Jest w Bielsku-Białej takie wyjątkowe miejsce, które zna kilka pokoleń miłośników książek. Bielski Antykwariat Naukowy w grudniu świętował 50-lecie istnienia, ale wszystko wskazuje na to, że najbliższe tygodnie będą jego ostatnimi. - To nasza pasja, ostatnie lata są na zasadzie pracy charytatywnej. Gdy wychodziłyśmy na zero, to można było być zadowolonym. Teraz powstają zaległości - przyznaje właścicielka Małgorzata Malczewska. Tylko cud może uratować to miejsce.

Antykwariat na bielskiej starówce rozpoczął działalność w grudniu 1972 roku. Początkowo pod patronatem „Domu Książki” miał siedzibę w kamienicy przy ul. Cieszyńskiej. Na początku lat 90. rozpoczał pracę jako placówka samodzielna i przyjął nazwę z jakiej znany jest do dziś - „Bielski Antykwariat Naukowy”. Od 1998 roku do 2015 roku siedziba mieściła się w pobliżu bielskiego zamku w kamienicy przy ul. Wzgórze.
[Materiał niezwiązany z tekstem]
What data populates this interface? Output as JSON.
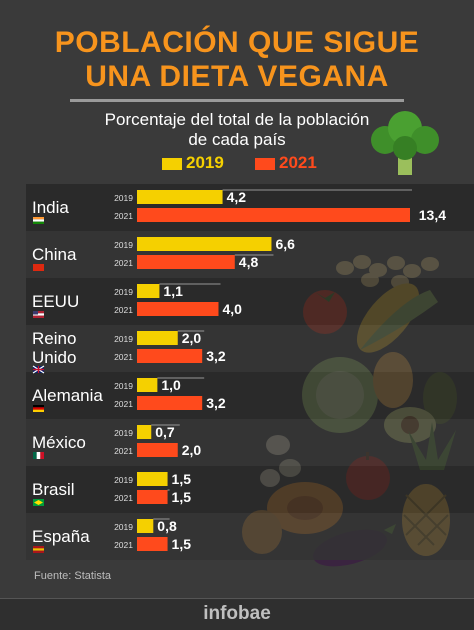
{
  "header": {
    "title_line1": "POBLACIÓN QUE SIGUE",
    "title_line2": "UNA DIETA VEGANA",
    "subtitle_line1": "Porcentaje del total de la población",
    "subtitle_line2": "de cada país"
  },
  "legend": [
    {
      "label": "2019",
      "color": "#f5d000"
    },
    {
      "label": "2021",
      "color": "#ff4a1c"
    }
  ],
  "chart_data": {
    "type": "bar",
    "orientation": "horizontal",
    "categories": [
      "India",
      "China",
      "EEUU",
      "Reino Unido",
      "Alemania",
      "México",
      "Brasil",
      "España"
    ],
    "category_lines": [
      [
        "India"
      ],
      [
        "China"
      ],
      [
        "EEUU"
      ],
      [
        "Reino",
        "Unido"
      ],
      [
        "Alemania"
      ],
      [
        "México"
      ],
      [
        "Brasil"
      ],
      [
        "España"
      ]
    ],
    "flag_icons": [
      "india-flag-icon",
      "china-flag-icon",
      "usa-flag-icon",
      "uk-flag-icon",
      "germany-flag-icon",
      "mexico-flag-icon",
      "brazil-flag-icon",
      "spain-flag-icon"
    ],
    "series": [
      {
        "name": "2019",
        "color": "#f5d000",
        "values": [
          4.2,
          6.6,
          1.1,
          2.0,
          1.0,
          0.7,
          1.5,
          0.8
        ],
        "labels": [
          "4,2",
          "6,6",
          "1,1",
          "2,0",
          "1,0",
          "0,7",
          "1,5",
          "0,8"
        ]
      },
      {
        "name": "2021",
        "color": "#ff4a1c",
        "values": [
          13.4,
          4.8,
          4.0,
          3.2,
          3.2,
          2.0,
          1.5,
          1.5
        ],
        "labels": [
          "13,4",
          "4,8",
          "4,0",
          "3,2",
          "3,2",
          "2,0",
          "1,5",
          "1,5"
        ]
      }
    ],
    "xlim": [
      0,
      13.4
    ],
    "legend_position": "top"
  },
  "source": "Fuente: Statista",
  "brand": "infobae",
  "colors": {
    "background": "#3a3a3a",
    "title": "#f7941d",
    "band_dark": "#2b2b2b"
  },
  "decoration": [
    "broccoli-image",
    "soybeans-image",
    "tomato-image",
    "corn-image",
    "lettuce-image",
    "avocado-image",
    "apple-image",
    "papaya-image",
    "pineapple-image",
    "eggplant-image"
  ]
}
Po 17 latach antykwariat wrócił pod pierwotny adres, czyli na Cieszyńską 13 i w grudniu obchodził 50-lecie istnienia. - To kawał czasu - przyznaje Małgorzata Malczewska, która antykwariat prowadzi z siostrą. Niestety, dni tego miejsca są już policzone. Pozostało rozliczyć się z klientami, zwrócić niesprzedane książki, sprzedać po okazyjnej cenie to, co jeszcze zalega na półkach. Magazyn został już zlikwidowany.

- Jest to bardzo przykra sytuacja, że po tylu latach musimy się zamknąć - mówi Małgorzata Malczewska. Powodem likwidacji są rosnące koszty, w tym wysoki czynsz. Cyfryzacja książek także zrobiła swoje. Właścicielka przyznaje, że gdyby Zakład Gospodarki Mieszkaniowej potraktował antykwariat jak instytucje kultury, a nie działalność biznesową, to miejsce mógłby przetrwać jeszcze kilka lat.